7- O “Primeiro Mundo” propagandizado pelos imperialistas europeus é um compêndio de instituições a serviço dos negócios e das limitações antidemocráticas, principalmente sobre trabalhadores, mulheres e migrantes. É por isso que, enquanto tudo isso está acontecendo, a União Européia está olhando para o outro lado, tentando apaziguar ou ignorar a gravidade dos repetidos acontecimentos no Estado espanhol. Longe de ser um criador de “democracias avançadas”, a UE é um bloco imperialista a serviço da exploração capitalista e da opressão dos povos.
8- O governo de Pedro Sánchez e Pablo Iglesias não é nem “esquerdo” nem “progressista”, mas um governo burguês com discurso duplo. O regime de ’78 está esgotado, é anacrônico e não pode oferecer nenhuma solução positiva para as grandes maiorias sociais.
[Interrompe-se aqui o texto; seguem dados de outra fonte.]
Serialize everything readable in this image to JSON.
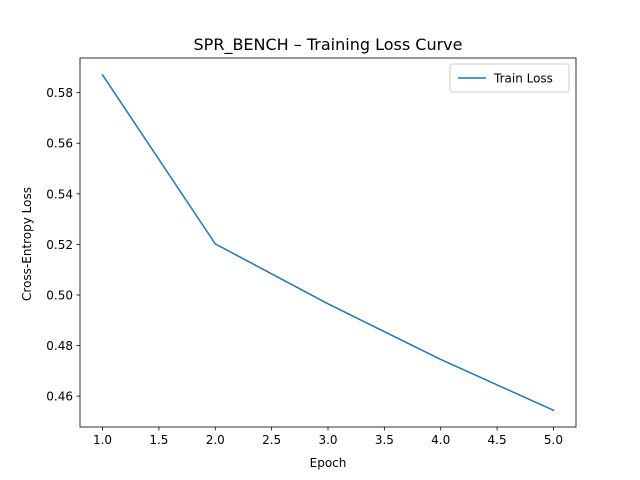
{
  "chart_data": {
    "type": "line",
    "title": "SPR_BENCH – Training Loss Curve",
    "xlabel": "Epoch",
    "ylabel": "Cross-Entropy Loss",
    "x": [
      1,
      2,
      3,
      4,
      5
    ],
    "series": [
      {
        "name": "Train Loss",
        "color": "#1f77b4",
        "values": [
          0.587,
          0.5202,
          0.4965,
          0.4745,
          0.4544
        ]
      }
    ],
    "xlim": [
      0.8,
      5.2
    ],
    "ylim": [
      0.4478,
      0.5937
    ],
    "xticks": [
      1.0,
      1.5,
      2.0,
      2.5,
      3.0,
      3.5,
      4.0,
      4.5,
      5.0
    ],
    "xtick_labels": [
      "1.0",
      "1.5",
      "2.0",
      "2.5",
      "3.0",
      "3.5",
      "4.0",
      "4.5",
      "5.0"
    ],
    "yticks": [
      0.46,
      0.48,
      0.5,
      0.52,
      0.54,
      0.56,
      0.58
    ],
    "ytick_labels": [
      "0.46",
      "0.48",
      "0.50",
      "0.52",
      "0.54",
      "0.56",
      "0.58"
    ],
    "grid": false,
    "legend_position": "top-right"
  }
}
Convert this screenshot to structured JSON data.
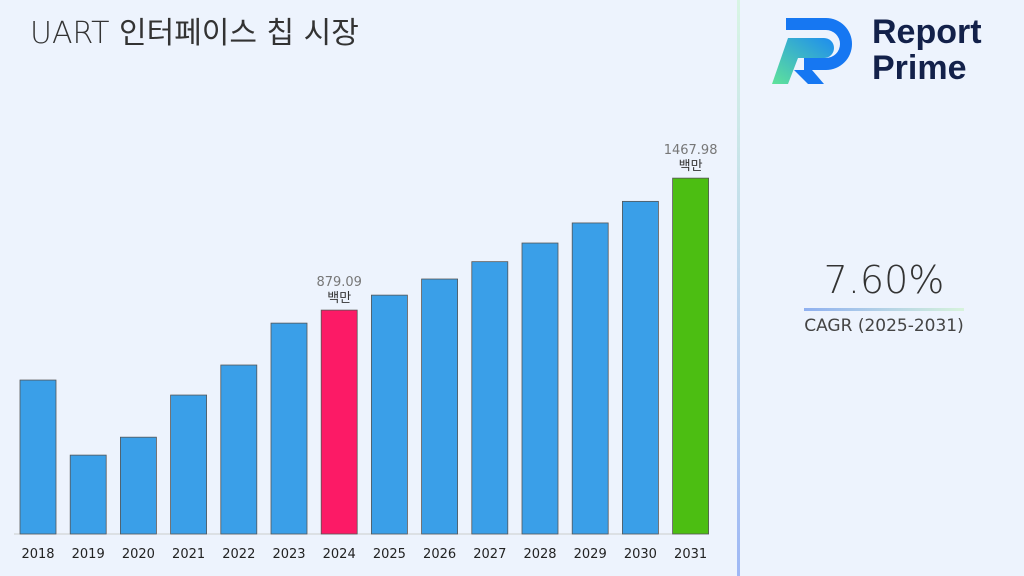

O que existe na Espanha não é uma “democracia plena”, mas uma democracia para os ricos, opressores dos povos ibérico e catalão, que corta cada vez mais liberdades e está a serviço das empresas do IBEX35. Os verdadeiros violentos estão no poder, não os jovens que defendem a liberdade nas ruas. Os trabalhadores e os povos do mundo não podem ficar alheios ao que está acontecendo, nem no Estado espanhol nem em nenhum outro lugar onde o poder exerce o autoritarismo para impor sua vontade, apelando para a violência do Estado burguês. Da Liga Internacional Socialista estamos com aqueles que estão se mobilizando pela liberdade de Pablo Hasél e repudiamos a repressão. Demonstramos plena liberdade de expressão, respeito às liberdades democráticas e pedimos ações de solidariedade para a anistia dos presos políticos. É necessária uma luta popular unida para romper com a UE, para derrotar definitivamente o regime monárquico e reacionário do ano 78 e a Constituição que o legitima, e para impor uma Assembleia Constituinte na qual o povo possa debater e decidir seu próprio destino. Tudo na perspectiva de uma solução fundamental onde os trabalhadores e o povo governam, com um regime de liberdades totais, algo que só uma república socialista pode garantir.